Lalu, kenapa dilaksanakan pada tengah malam (nisful lail)?. Banyak para agamawan dengan dasar dalil yang mereka nukil dari Al-Qur’an, hadist tentang keutamaan dan keistimewaan waktu malam, juga kisah-kisah teladan keutamaan ibadah pada malam hari. Misalnya kisah Imam Syafi’I dan Imam Ahmad bin Hambal sebagaimana diceritakan KH. Bahauddin Nur Salim (Gus Baha), di channel kalam-kajian Islam. Imam Ahmad bin Hambal sangat menghormati Imam Syafi’I dengan memberikan sebutan faqihus-sunnah (orang yang faham sunnah nabi SAW). Hal itu membuat putri Imam Ahmad bin Hambal merasa heran dengan sikap ayahnya yang setiap malam tidak pernah kurang beribadah sholat malam sebanyak 200 rakaat.
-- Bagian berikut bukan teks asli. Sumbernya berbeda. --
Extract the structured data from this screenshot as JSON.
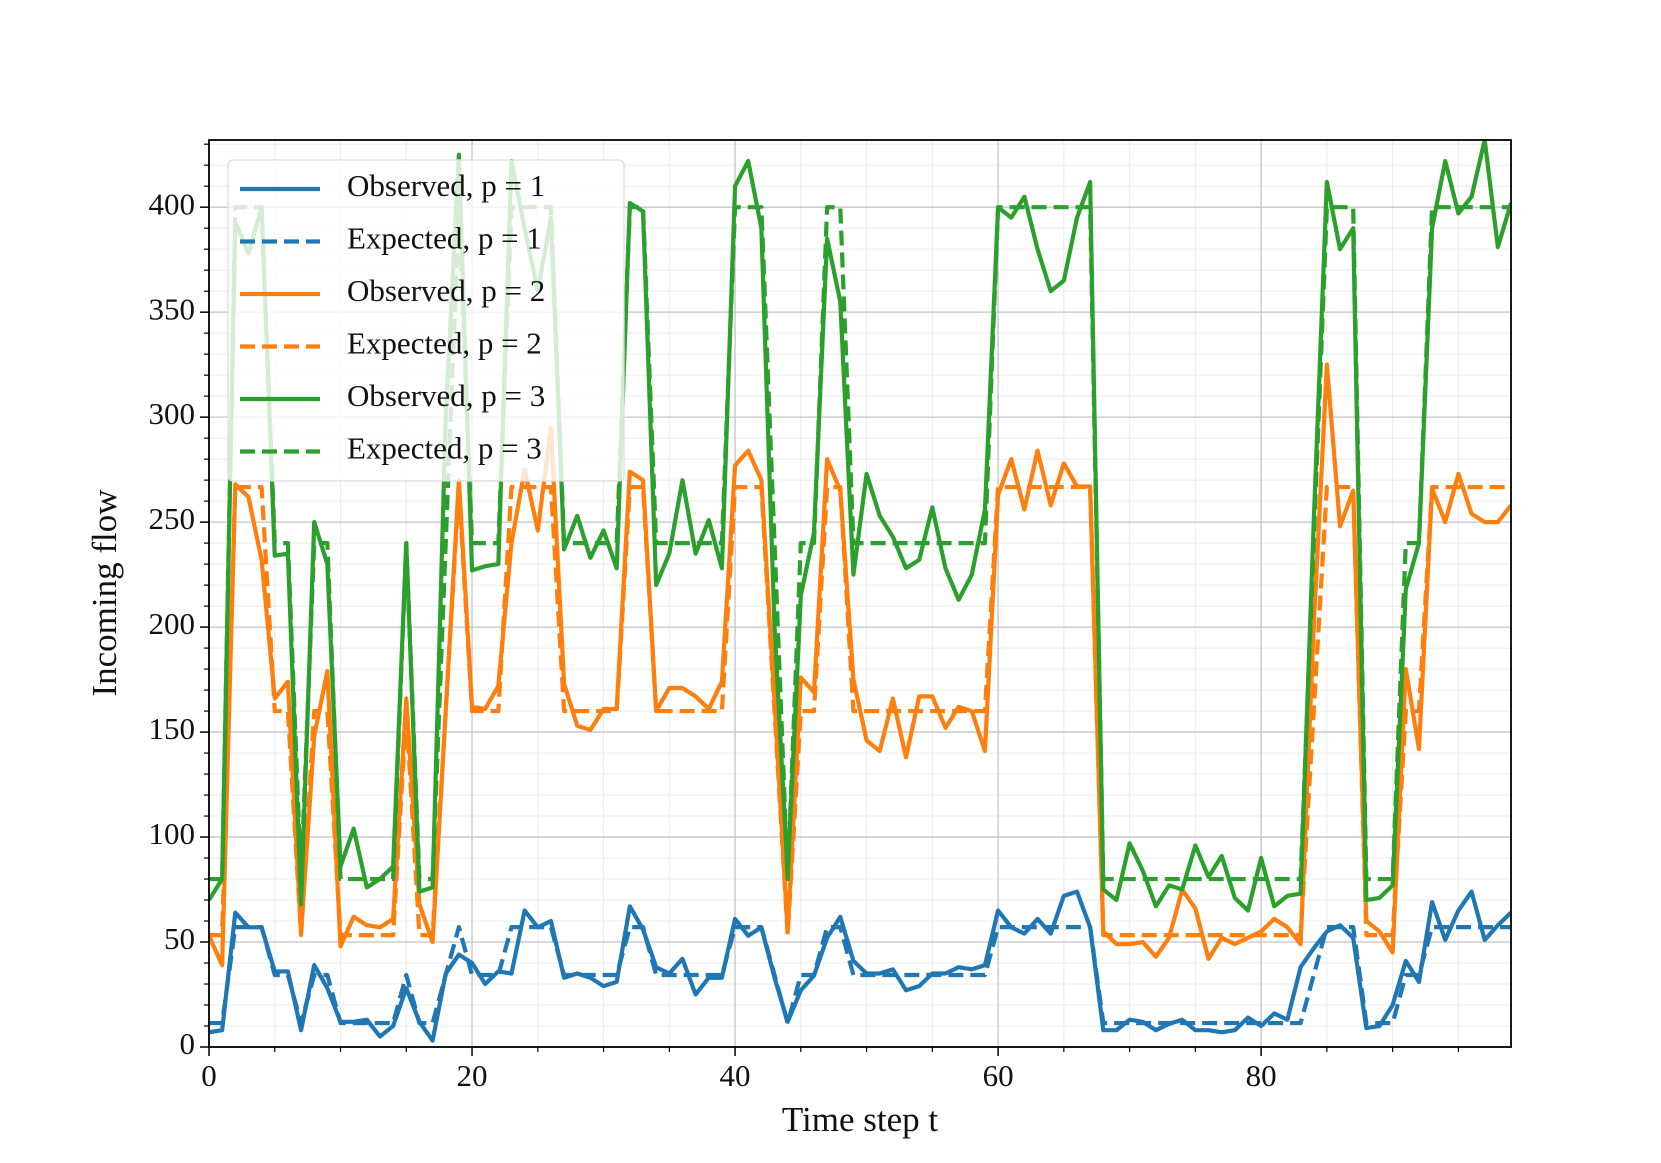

Pada satu malam sang putri Imam Ahmad bin Hambal mengintip apa yang dilakukan oleh Imam Syafi’i. Sang putri ingin membuktikan apakah ibadah malam yang dilakukan Imam Syafi’I lebih hebat dari ayahnya. Ternyata sang putri Imam Ahmad menyaksikan, setelah shalat Isya’ Imam Syafi’i duduk di kursi sambil memegang kepala, habis itu tidur, tiba-tiba bangun lagi sambil memegang kepalanya, lalu tidur lagi, sampai waktu subuh.
Sang putri-pun menceritakan apa yang dilihatnya tersebut, lalu siangnya, Imam Ahmad bin Hambal menanyakan hal itu kepada Imam Syafi’i. “Iya benar, tadi malam saya berpikir 63 masalah. Makanya, saya memegang kepala terus. Baru 43 masalah yang terjawab, sisanya belum ketemu jawabannya,” jawab Imam Syafi’i.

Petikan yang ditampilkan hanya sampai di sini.